The checkRole helper in ProtectedRoute handles both shapes:
const checkRole = (roleType: string) => {
  if (typeof role === "string") {
    return role.includes(roleType);        // "e-board", "general-member"
  } else if (typeof role === "object" && role !== null) {
    return role.type === roleType;         // { type: "sponsor", companyName: "..." }
  }
  return false;
};

Rank-Based Feature Access

Within the general-member role, access to specific features is further restricted by a member’s rank field (returned as part of the member profile from the backend, not from POST /users).
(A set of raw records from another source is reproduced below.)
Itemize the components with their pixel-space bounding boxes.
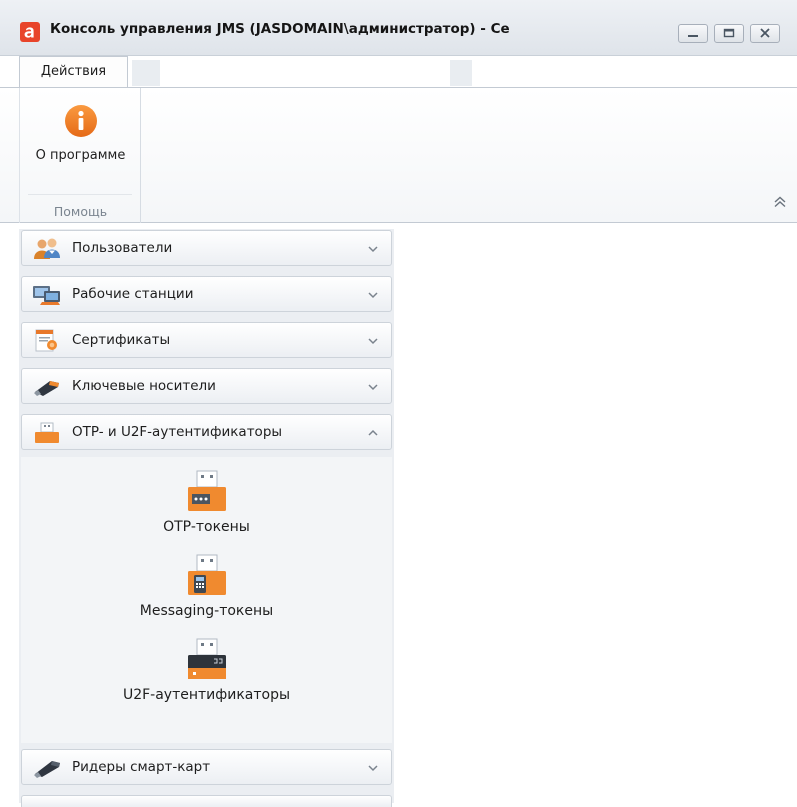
ribbon-group-label: Помощь — [53, 204, 108, 219]
nav-section-label: Ключевые носители — [72, 378, 216, 394]
group-separator — [28, 194, 132, 195]
ribbon-group-help: О программе Помощь — [19, 88, 141, 223]
nav-section-key-media[interactable]: Ключевые носители — [21, 368, 392, 404]
u2f-token-icon — [183, 637, 231, 685]
close-button[interactable] — [750, 24, 780, 43]
close-icon — [760, 28, 770, 38]
nav-section-label: OTP- и U2F-аутентификаторы — [72, 424, 283, 440]
u2f-authenticators-item[interactable]: U2F-аутентификаторы — [21, 637, 392, 703]
otp-u2f-icon — [32, 421, 62, 445]
otp-token-icon — [183, 469, 231, 517]
tab-placeholder — [450, 60, 472, 86]
workstations-icon — [32, 283, 62, 307]
chevron-down-icon — [368, 384, 378, 391]
maximize-icon — [723, 28, 735, 38]
nav-section-certificates[interactable]: Сертификаты — [21, 322, 392, 358]
nav-section-workstations[interactable]: Рабочие станции — [21, 276, 392, 312]
nav-section-next[interactable] — [21, 795, 392, 807]
otp-u2f-content: OTP-токены Messaging-токены U2F-аутентиф… — [21, 457, 392, 743]
otp-tokens-label: OTP-токены — [163, 519, 250, 535]
nav-section-users[interactable]: Пользователи — [21, 230, 392, 266]
smartcard-reader-icon — [32, 756, 62, 780]
messaging-tokens-label: Messaging-токены — [139, 603, 274, 619]
title-bar: Консоль управления JMS (JASDOMAIN\админи… — [0, 0, 797, 88]
info-icon — [64, 104, 98, 138]
chevron-down-icon — [368, 246, 378, 253]
u2f-authenticators-label: U2F-аутентификаторы — [122, 687, 291, 703]
minimize-icon — [688, 35, 698, 37]
ribbon: О программе Помощь — [0, 87, 797, 223]
chevron-down-icon — [368, 338, 378, 345]
window-title: Консоль управления JMS (JASDOMAIN\админи… — [50, 21, 510, 37]
users-icon — [32, 237, 62, 261]
nav-section-label: Ридеры смарт-карт — [72, 759, 211, 775]
nav-section-label: Сертификаты — [72, 332, 171, 348]
messaging-token-icon — [183, 553, 231, 601]
certificates-icon — [32, 329, 62, 353]
chevron-down-icon — [368, 765, 378, 772]
nav-section-label: Пользователи — [72, 240, 173, 256]
maximize-button[interactable] — [714, 24, 744, 43]
chevron-up-icon — [368, 429, 378, 436]
navigation-panel: Пользователи Рабочие станции Сертификаты — [19, 229, 394, 807]
minimize-button[interactable] — [678, 24, 708, 43]
tab-placeholder — [132, 60, 160, 86]
about-button[interactable]: О программе — [20, 96, 141, 176]
otp-tokens-item[interactable]: OTP-токены — [21, 469, 392, 535]
key-media-icon — [32, 375, 62, 399]
about-button-label: О программе — [35, 148, 126, 163]
messaging-tokens-item[interactable]: Messaging-токены — [21, 553, 392, 619]
nav-section-smartcard-readers[interactable]: Ридеры смарт-карт — [21, 749, 392, 785]
tab-actions[interactable]: Действия — [19, 56, 128, 88]
app-logo-icon — [20, 22, 40, 42]
double-chevron-up-icon — [774, 196, 786, 208]
nav-section-otp-u2f[interactable]: OTP- и U2F-аутентификаторы — [21, 414, 392, 450]
collapse-ribbon-button[interactable] — [772, 194, 788, 210]
nav-section-label: Рабочие станции — [72, 286, 194, 302]
chevron-down-icon — [368, 292, 378, 299]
The canAccessFeature utility in src/utils/permissions.ts centralizes this logic:
// src/utils/permissions.ts
export type PermissionFeature =
  | 'event-rsvp'
  | 'event-checkin'
  | 'announcements'
  | 'slack-access';

export const canAccessFeature = (
  rank: string | undefined,
  feature: PermissionFeature
): boolean => {
  const normalizedRank = rank?.toLowerCase();

  if (normalizedRank === "alumni") {
    // Alumni cannot RSVP, check in, see announcements, or access Slack
    const alumniBlockedFeatures: PermissionFeature[] = [
      'event-rsvp', 'event-checkin', 'announcements', 'slack-access',
    ];
    return !alumniBlockedFeatures.includes(feature);
  }

  return true; // Pledges and inducted members have full access
};
Rankevent-rsvpevent-checkinannouncementsslack-access
pledge
inducted
alumni

Sign-Out Flow

Sign-out is handled by the LogOut component (src/components/logOut/LogOut.tsx), which calls supabase.auth.signOut(). Supabase clears the session from localStorage and fires onAuthStateChange with newSession = null. The AuthProvider listener then sets session = null, role = null, and loading = false. Because isAuthenticated becomes false, the Navbar re-renders with the public nav links, and any protected route the user is on will redirect them to /login on the next render.